My suggestion is that you dial down the skimmer to a more "dry" skimmate. Right now there really shouldn't be anything in the tank to skim since there are no inhabitants. If you do want to skim just dial the bubbles back to the point where your skimmer cup is filled in 3-4 days.

You might have to adjust the height of the skimmer again to do this.


----------



## garwood (Oct 27, 2012)

altcharacter said:


> My suggestion is that you dial down the skimmer to a more "dry" skimmate. Right now there really shouldn't be anything in the tank to skim since there are no inhabitants. If you do want to skim just dial the bubbles back to the point where your skimmer cup is filled in 3-4 days.
> 
> You might have to adjust the height of the skimmer again to do this.


ok thanks i added a couple of layers of eggcrate to raise it another 1/2". wont be able to raise it anymore cause top of pump is at 1/4" below water. but it did make a world of difference. also unable to adjust gate valve lower cause it now connected(touching) elbow for outlet...the bubbles are sitting just at the level where the ring that holds the silencer is. . the valve is right down.. very little foam is making it to the cup now, but still a little does. will it become more adjustable as it breaks in.


----------



## altcharacter (Jan 10, 2011)

Yes, as it breaks in you will notice that it will be harder to get those bubbles up into the collection cup. Once it breaks in then you can lower the skimmer back down deeper into the water.


----------



## garwood (Oct 27, 2012)

altcharacter said:


> Yes, as it breaks in you will notice that it will be harder to get those bubbles up into the collection cup. Once it breaks in then you can lower the skimmer back down deeper into the water.

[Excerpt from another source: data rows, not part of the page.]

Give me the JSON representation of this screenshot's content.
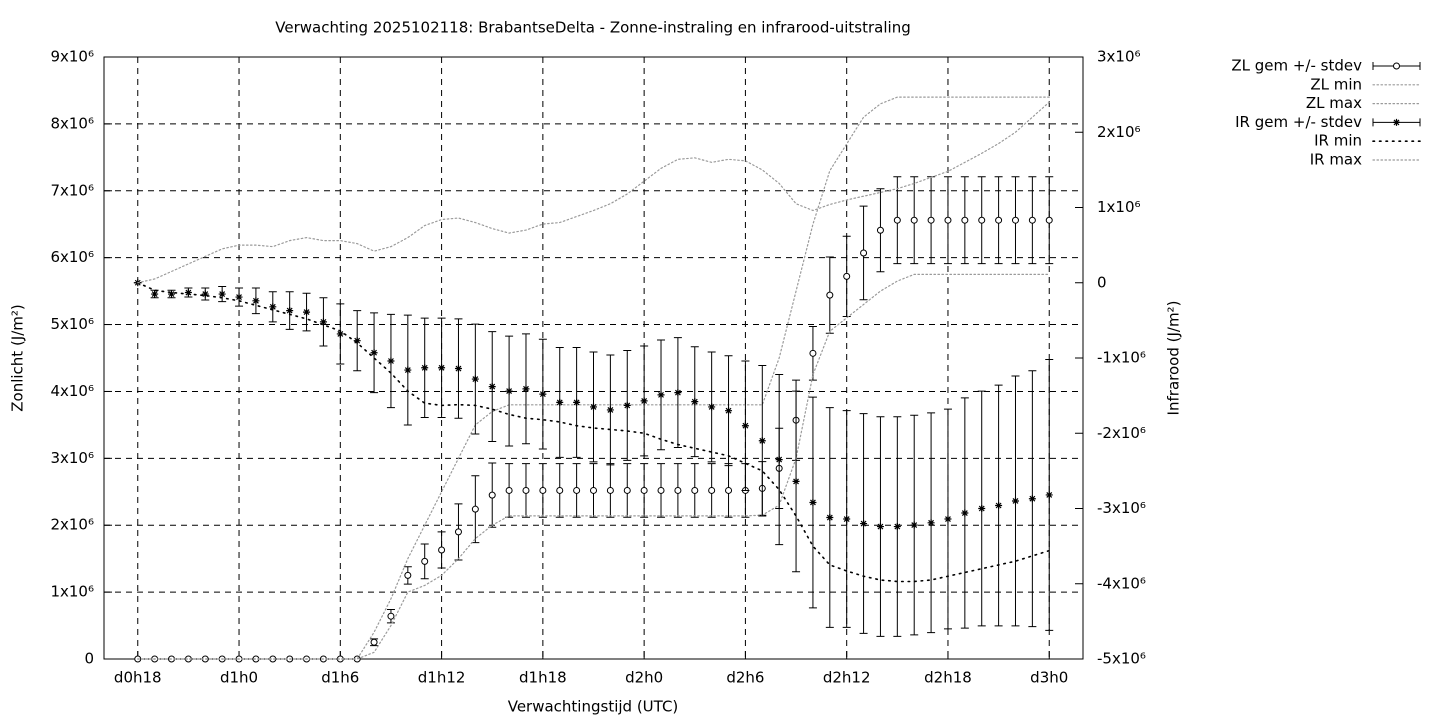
{
  "chart_data": {
    "type": "errorbar",
    "title": "Verwachting 2025102118: BrabantseDelta - Zonne-instraling en infrarood-uitstraling",
    "x_label": "Verwachtingstijd (UTC)",
    "y_label": "Zonlicht (J/m²)",
    "y2_label": "Infrarood (J/m²)",
    "grid": true,
    "legend": "outside-right",
    "xlim": [
      16,
      74
    ],
    "xticks": [
      {
        "value": 18,
        "label": "d0h18"
      },
      {
        "value": 24,
        "label": "d1h0"
      },
      {
        "value": 30,
        "label": "d1h6"
      },
      {
        "value": 36,
        "label": "d1h12"
      },
      {
        "value": 42,
        "label": "d1h18"
      },
      {
        "value": 48,
        "label": "d2h0"
      },
      {
        "value": 54,
        "label": "d2h6"
      },
      {
        "value": 60,
        "label": "d2h12"
      },
      {
        "value": 66,
        "label": "d2h18"
      },
      {
        "value": 72,
        "label": "d3h0"
      }
    ],
    "ylim": [
      0,
      9000000
    ],
    "yticks": [
      0,
      {
        "value": 1000000,
        "label": "1x10⁶"
      },
      {
        "value": 2000000,
        "label": "2x10⁶"
      },
      {
        "value": 3000000,
        "label": "3x10⁶"
      },
      {
        "value": 4000000,
        "label": "4x10⁶"
      },
      {
        "value": 5000000,
        "label": "5x10⁶"
      },
      {
        "value": 6000000,
        "label": "6x10⁶"
      },
      {
        "value": 7000000,
        "label": "7x10⁶"
      },
      {
        "value": 8000000,
        "label": "8x10⁶"
      },
      {
        "value": 9000000,
        "label": "9x10⁶"
      }
    ],
    "y2lim": [
      -5000000,
      3000000
    ],
    "y2ticks": [
      {
        "value": -5000000,
        "label": "-5x10⁶"
      },
      {
        "value": -4000000,
        "label": "-4x10⁶"
      },
      {
        "value": -3000000,
        "label": "-3x10⁶"
      },
      {
        "value": -2000000,
        "label": "-2x10⁶"
      },
      {
        "value": -1000000,
        "label": "-1x10⁶"
      },
      0,
      {
        "value": 1000000,
        "label": "1x10⁶"
      },
      {
        "value": 2000000,
        "label": "2x10⁶"
      },
      {
        "value": 3000000,
        "label": "3x10⁶"
      }
    ],
    "x": [
      18,
      19,
      20,
      21,
      22,
      23,
      24,
      25,
      26,
      27,
      28,
      29,
      30,
      31,
      32,
      33,
      34,
      35,
      36,
      37,
      38,
      39,
      40,
      41,
      42,
      43,
      44,
      45,
      46,
      47,
      48,
      49,
      50,
      51,
      52,
      53,
      54,
      55,
      56,
      57,
      58,
      59,
      60,
      61,
      62,
      63,
      64,
      65,
      66,
      67,
      68,
      69,
      70,
      71,
      72
    ],
    "series": [
      {
        "name": "ZL gem +/- stdev",
        "axis": "y",
        "style": "errorbar",
        "marker": "circle",
        "color": "#000000",
        "values": [
          0,
          0,
          0,
          0,
          0,
          0,
          0,
          0,
          0,
          0,
          0,
          0,
          0,
          0,
          250000,
          640000,
          1250000,
          1460000,
          1630000,
          1900000,
          2240000,
          2450000,
          2520000,
          2520000,
          2520000,
          2520000,
          2520000,
          2520000,
          2520000,
          2520000,
          2520000,
          2520000,
          2520000,
          2520000,
          2520000,
          2520000,
          2520000,
          2550000,
          2850000,
          3570000,
          4570000,
          5440000,
          5720000,
          6070000,
          6410000,
          6560000,
          6560000,
          6560000,
          6560000,
          6560000,
          6560000,
          6560000,
          6560000,
          6560000,
          6560000
        ],
        "errors": [
          0,
          0,
          0,
          0,
          0,
          0,
          0,
          0,
          0,
          0,
          0,
          0,
          0,
          0,
          50000,
          100000,
          130000,
          260000,
          270000,
          420000,
          500000,
          480000,
          400000,
          400000,
          400000,
          400000,
          400000,
          400000,
          400000,
          400000,
          400000,
          400000,
          400000,
          400000,
          400000,
          400000,
          400000,
          400000,
          600000,
          600000,
          400000,
          570000,
          600000,
          700000,
          620000,
          650000,
          650000,
          650000,
          650000,
          650000,
          650000,
          650000,
          650000,
          650000,
          650000
        ]
      },
      {
        "name": "ZL min",
        "axis": "y",
        "style": "dotted",
        "color": "#9a9a9a",
        "values": [
          0,
          0,
          0,
          0,
          0,
          0,
          0,
          0,
          0,
          0,
          0,
          0,
          0,
          0,
          100000,
          500000,
          1000000,
          1100000,
          1250000,
          1500000,
          1800000,
          2000000,
          2140000,
          2140000,
          2140000,
          2140000,
          2140000,
          2140000,
          2140000,
          2140000,
          2140000,
          2140000,
          2140000,
          2140000,
          2140000,
          2140000,
          2140000,
          2150000,
          2300000,
          3000000,
          4250000,
          4900000,
          5100000,
          5300000,
          5500000,
          5650000,
          5750000,
          5750000,
          5750000,
          5750000,
          5750000,
          5750000,
          5750000,
          5750000,
          5750000
        ]
      },
      {
        "name": "ZL max",
        "axis": "y",
        "style": "dotted",
        "color": "#9a9a9a",
        "values": [
          0,
          0,
          0,
          0,
          0,
          0,
          0,
          0,
          0,
          0,
          0,
          0,
          0,
          0,
          400000,
          900000,
          1500000,
          2000000,
          2500000,
          3000000,
          3500000,
          3700000,
          3800000,
          3800000,
          3800000,
          3800000,
          3800000,
          3800000,
          3800000,
          3800000,
          3800000,
          3800000,
          3800000,
          3800000,
          3800000,
          3800000,
          3800000,
          3800000,
          4500000,
          5500000,
          6500000,
          7300000,
          7700000,
          8100000,
          8300000,
          8400000,
          8400000,
          8400000,
          8400000,
          8400000,
          8400000,
          8400000,
          8400000,
          8400000,
          8400000
        ]
      },
      {
        "name": "IR gem +/- stdev",
        "axis": "y2",
        "style": "errorbar",
        "marker": "star",
        "color": "#000000",
        "values": [
          0,
          -150000,
          -150000,
          -130000,
          -150000,
          -150000,
          -190000,
          -240000,
          -320000,
          -370000,
          -390000,
          -520000,
          -680000,
          -770000,
          -930000,
          -1040000,
          -1160000,
          -1130000,
          -1130000,
          -1140000,
          -1280000,
          -1380000,
          -1440000,
          -1410000,
          -1480000,
          -1590000,
          -1590000,
          -1650000,
          -1690000,
          -1630000,
          -1570000,
          -1490000,
          -1460000,
          -1580000,
          -1650000,
          -1700000,
          -1900000,
          -2100000,
          -2350000,
          -2640000,
          -2920000,
          -3120000,
          -3140000,
          -3200000,
          -3240000,
          -3240000,
          -3220000,
          -3190000,
          -3140000,
          -3060000,
          -3000000,
          -2960000,
          -2900000,
          -2870000,
          -2820000
        ],
        "errors": [
          0,
          50000,
          50000,
          60000,
          80000,
          100000,
          120000,
          170000,
          200000,
          250000,
          250000,
          320000,
          400000,
          400000,
          530000,
          620000,
          730000,
          660000,
          660000,
          660000,
          730000,
          730000,
          730000,
          730000,
          730000,
          730000,
          730000,
          730000,
          730000,
          730000,
          730000,
          730000,
          730000,
          730000,
          730000,
          730000,
          860000,
          1000000,
          1130000,
          1200000,
          1400000,
          1460000,
          1440000,
          1460000,
          1460000,
          1460000,
          1460000,
          1460000,
          1460000,
          1530000,
          1560000,
          1600000,
          1660000,
          1700000,
          1800000
        ]
      },
      {
        "name": "IR min",
        "axis": "y2",
        "style": "dots",
        "color": "#000000",
        "values": [
          0,
          -100000,
          -130000,
          -150000,
          -170000,
          -200000,
          -240000,
          -300000,
          -360000,
          -420000,
          -480000,
          -560000,
          -640000,
          -800000,
          -1000000,
          -1200000,
          -1440000,
          -1600000,
          -1630000,
          -1620000,
          -1630000,
          -1680000,
          -1750000,
          -1800000,
          -1820000,
          -1850000,
          -1900000,
          -1930000,
          -1950000,
          -1970000,
          -2000000,
          -2080000,
          -2150000,
          -2200000,
          -2250000,
          -2300000,
          -2400000,
          -2500000,
          -2750000,
          -3100000,
          -3500000,
          -3750000,
          -3830000,
          -3900000,
          -3950000,
          -3970000,
          -3970000,
          -3950000,
          -3900000,
          -3850000,
          -3800000,
          -3750000,
          -3700000,
          -3630000,
          -3560000
        ]
      },
      {
        "name": "IR max",
        "axis": "y2",
        "style": "dotted",
        "color": "#9a9a9a",
        "values": [
          0,
          50000,
          150000,
          250000,
          350000,
          450000,
          500000,
          500000,
          480000,
          560000,
          600000,
          560000,
          560000,
          520000,
          420000,
          480000,
          600000,
          760000,
          840000,
          860000,
          800000,
          720000,
          660000,
          700000,
          780000,
          800000,
          880000,
          960000,
          1050000,
          1180000,
          1350000,
          1520000,
          1640000,
          1660000,
          1600000,
          1640000,
          1620000,
          1500000,
          1320000,
          1050000,
          960000,
          1040000,
          1100000,
          1150000,
          1200000,
          1250000,
          1320000,
          1400000,
          1480000,
          1600000,
          1720000,
          1850000,
          2000000,
          2200000,
          2400000
        ]
      }
    ]
  }
}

ok i get ya. just after i left the last post i looked over and the bubbles were rising into cup again albeit at a slower rate. its dialed right down and not making difference. so ill just let it run as is with overflow tube into sump and wait for the bubbles to receed back over time. Thanks for the help its been driving me nuts all night. i heard it was touchy unit and i knew there is a breakin period for a couple of weeks but its my first skimmer....cheers


----------